Thursday, August 5, 2010

Sebuah zona renungan baru: "Ketika aku..."


Sebenarnya aku udah kemas-kemas mau cabut dari blog. Tapi, kok ya, jadi berat... soalnya blog satu-satunya hiburanku saat ini. Macet dikit nulis, tinggal cuap-cuap di blog.

Anyway, baru-baru ini aku dapat inspirasi membuat zona renungan dan muhasabah. Label ‘ketika aku...’ ini terilhami oleh sebuah blog yang menggunakan frase tertentu, seperti ‘gitu loh...’ etc, yang aku tidak ingat lagi. Kupikir frase ini membantuku untuk mengingat, muhasabah dan bersyukur dimulai dengan ‘ketika aku..’ Mari kita ambil manfaat dari curhatan diriku di label ini:D


-------------------------------------------------------------------------------------
Ketika aku... merasa bahwa pasrah itu mendekatkan kita pada rahmat Allah

Pernah tidak merasa sangaaaaaat tertekan, down, tak tau harus bagaimana, berbuat apa, bergantung pada sesiapa. Pendeknya, sangat buntu atau stuck. Seingatku, jika aku sudah mulai ketar-ketir merasa sudah tak berdaya lagi, kuambil bantal untuk menutupi wajahku, dan mulailah aku...

menangis tersedu-sedu,

(saat masih single, menangis di mana saja beres. Mo mewek di tempat tidur, kamar mandi, meja belajar, sambil nyetir, hayoh aja. Sekarang, sudah ada yang disamping dan aku sudah jadi pendamping, acara menangis sembarangan itu bisa menimbulkan tanda tanya, rasa bersalah sampai rasa tak ingin disalahkan pada pasangan. Jadi, aku harus pinter-pinter, kalo mo nangis mesti ke dalam kamar mandi atau di balik selimut biar ga malu-maluin. Hiks!)
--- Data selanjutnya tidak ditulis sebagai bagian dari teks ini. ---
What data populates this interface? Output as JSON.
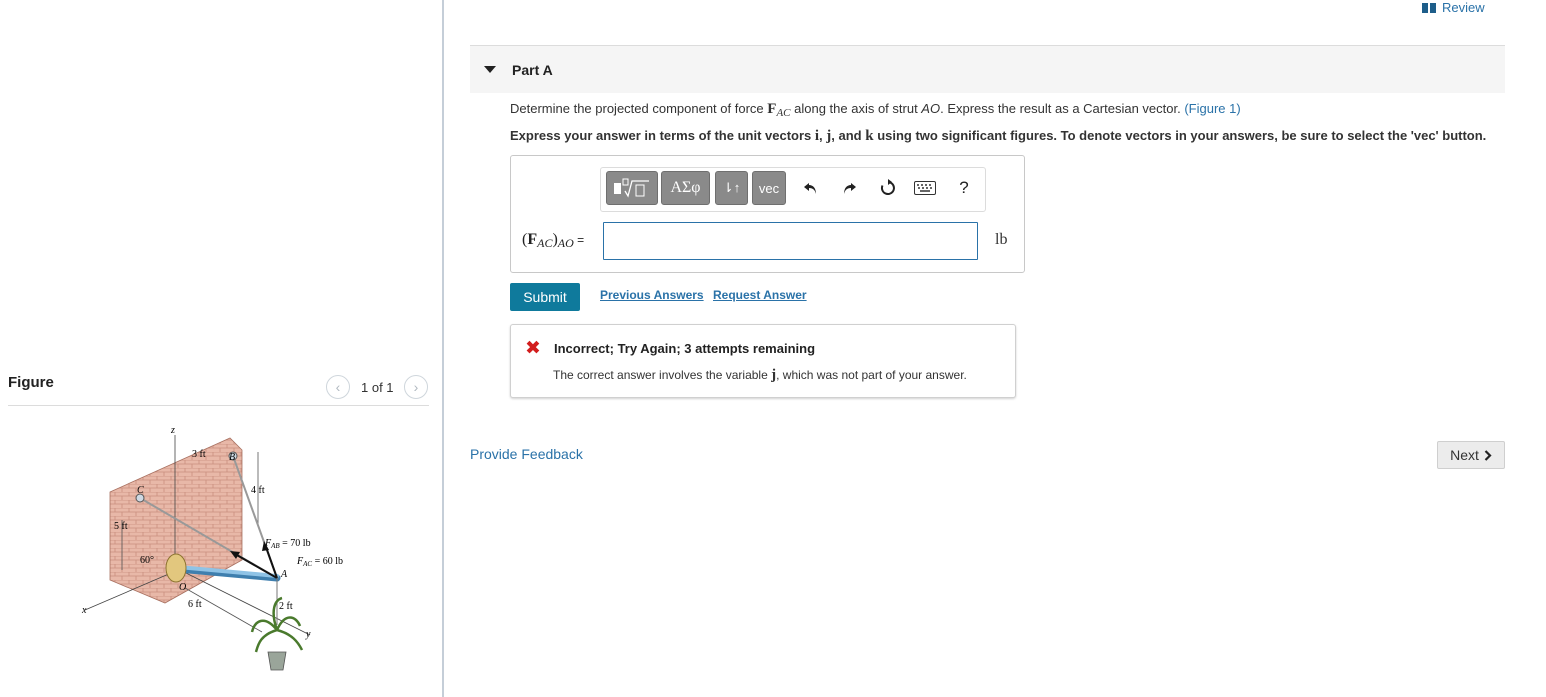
{
  "review": {
    "label": "Review",
    "icon": "book-icon"
  },
  "part": {
    "title": "Part A"
  },
  "question": {
    "before": "Determine the projected component of force ",
    "force_symbol": "F",
    "force_sub": "AC",
    "middle": " along the axis of strut ",
    "strut": "AO",
    "after": ". Express the result as a Cartesian vector. ",
    "figure_link": "(Figure 1)"
  },
  "instruction": {
    "part1": "Express your answer in terms of the unit vectors ",
    "i": "i",
    "sep1": ", ",
    "j": "j",
    "sep2": ", and ",
    "k": "k",
    "part2": " using two significant figures. To denote vectors in your answers, be sure to select the 'vec' button."
  },
  "toolbar": {
    "greek_label": "ΑΣφ",
    "updown_label": "⇂↑",
    "vec_label": "vec",
    "help_label": "?"
  },
  "answer": {
    "label_open": "(",
    "label_bold": "F",
    "label_sub": "AC",
    "label_close": ")",
    "label_sub2": "AO",
    "label_eq": " =",
    "value": "",
    "unit": "lb"
  },
  "actions": {
    "submit": "Submit",
    "previous_answers": "Previous Answers",
    "request_answer": "Request Answer"
  },
  "feedback": {
    "title": "Incorrect; Try Again; 3 attempts remaining",
    "body_before": "The correct answer involves the variable ",
    "variable": "j",
    "body_after": ", which was not part of your answer."
  },
  "footer": {
    "provide_feedback": "Provide Feedback",
    "next": "Next"
  },
  "figure_panel": {
    "title": "Figure",
    "counter": "1 of 1",
    "labels": {
      "z": "z",
      "three_ft": "3 ft",
      "b": "B",
      "four_ft": "4 ft",
      "c": "C",
      "five_ft": "5 ft",
      "fab": "F",
      "fab_sub": "AB",
      "fab_val": " = 70 lb",
      "fac": "F",
      "fac_sub": "AC",
      "fac_val": " = 60 lb",
      "sixty": "60°",
      "o": "O",
      "a": "A",
      "x": "x",
      "six_ft": "6 ft",
      "two_ft": "2 ft",
      "y": "y"
    }
  },
  "colors": {
    "link": "#2a72a8",
    "submit_bg": "#0f7a9c",
    "error": "#d21d1d",
    "brick": "#e8b8a8",
    "strut": "#8fc3e6"
  }
}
Kembali ke ritual menangis tersedu-sedu sambil bertanya pada Allah, ‘mengapa’, ‘bagaimana’, ‘apa sebabnya’, etc, berulang-ulang menumpahkan segala macam emosi yang memenuhi rongga dadaku. Setelah fase tersedu-sedu menjadi terisak-isak, barulah diriku merasa lebih tenang dan mau mencuci muka menghilangkan air mata asin plus ingus yang menempel di tangan, mata dan pipi.

Rasanya begitu lega telah menyerahkan semua pada Allah lewat tangisan heboh tadi. Aku memang sudah tak berdaya lagi menyelesaikan semua, jadi bantuan Allah-lah yang sangat aku harapkan. "Laa haula walaa quwwata illaa billaahil'aliyyil'adzhim", Tiada daya dan tiada kekuatan kecuali dengan pertolongan Allah Yang Maha Tinggi lagi Maha Agung.

Jika kuingat-ingat seorang muslim yang baik itu ‘bersyukur saat diberi rahmat, bersabar saat diberi musibah’, maka apapun yang diberikan Allah pasti baik untuk kita.

Aku camkan juga dalam hati, jika ‘apapun keputusan Allah itu selalu baik untuk hambaNya’, karena ‘kita tak pernah tau bahwa hal yang kita sangka buruk, ternyata baik untuk kita, sedang hal yang kita sangka baik, malah berbahaya bagi diri kita’.

Disamping itu, Allah selalu mengikuti ‘prasangka hambaNya’, oleh karena itu, keputusan untuk pasrah, berserah kepada Allah, lalu tetap berusaha seperti biasa, mungkin adalah cara terbaik untuk lepas dari kebuntuan ini.

Beberapa waktu kemudian (dalam hitungan hari, minggu, bulan), tak disangka... insya Allah, ada rahmat Allah mendekati diriku. Biasanya dalam bentuk penyelesaian soal-soal pelik yang sempat kuhebohkan itu. Kadang-kadang berupa ‘kata-kata mutiara’, ‘ralat’, ‘jalan keluar’, bahkan ‘uang saku’, pernah juga ‘calon suami’, wahh... atau ‘surprise tertentu’ yang pokoknya tidak disangka-sangka asal, bentuk dan rupanya, tetapi merupakan jalan keluar kesulitanku saat itu.

Maka, benarlah, Insya Allah, jika sudah sangat ‘stuck’, mari kita pasrahkan semuanya pada Allah, mengakui kebesaranNya, mengakui ketidakberdayaan kita. Lalu biarkanlah Allah menurunkan rahmatNya dalam bentuk apa saja yang kita butuhkan...

Betulkan, pasrah ternyata mendekatkan kita pada rahmat Allah?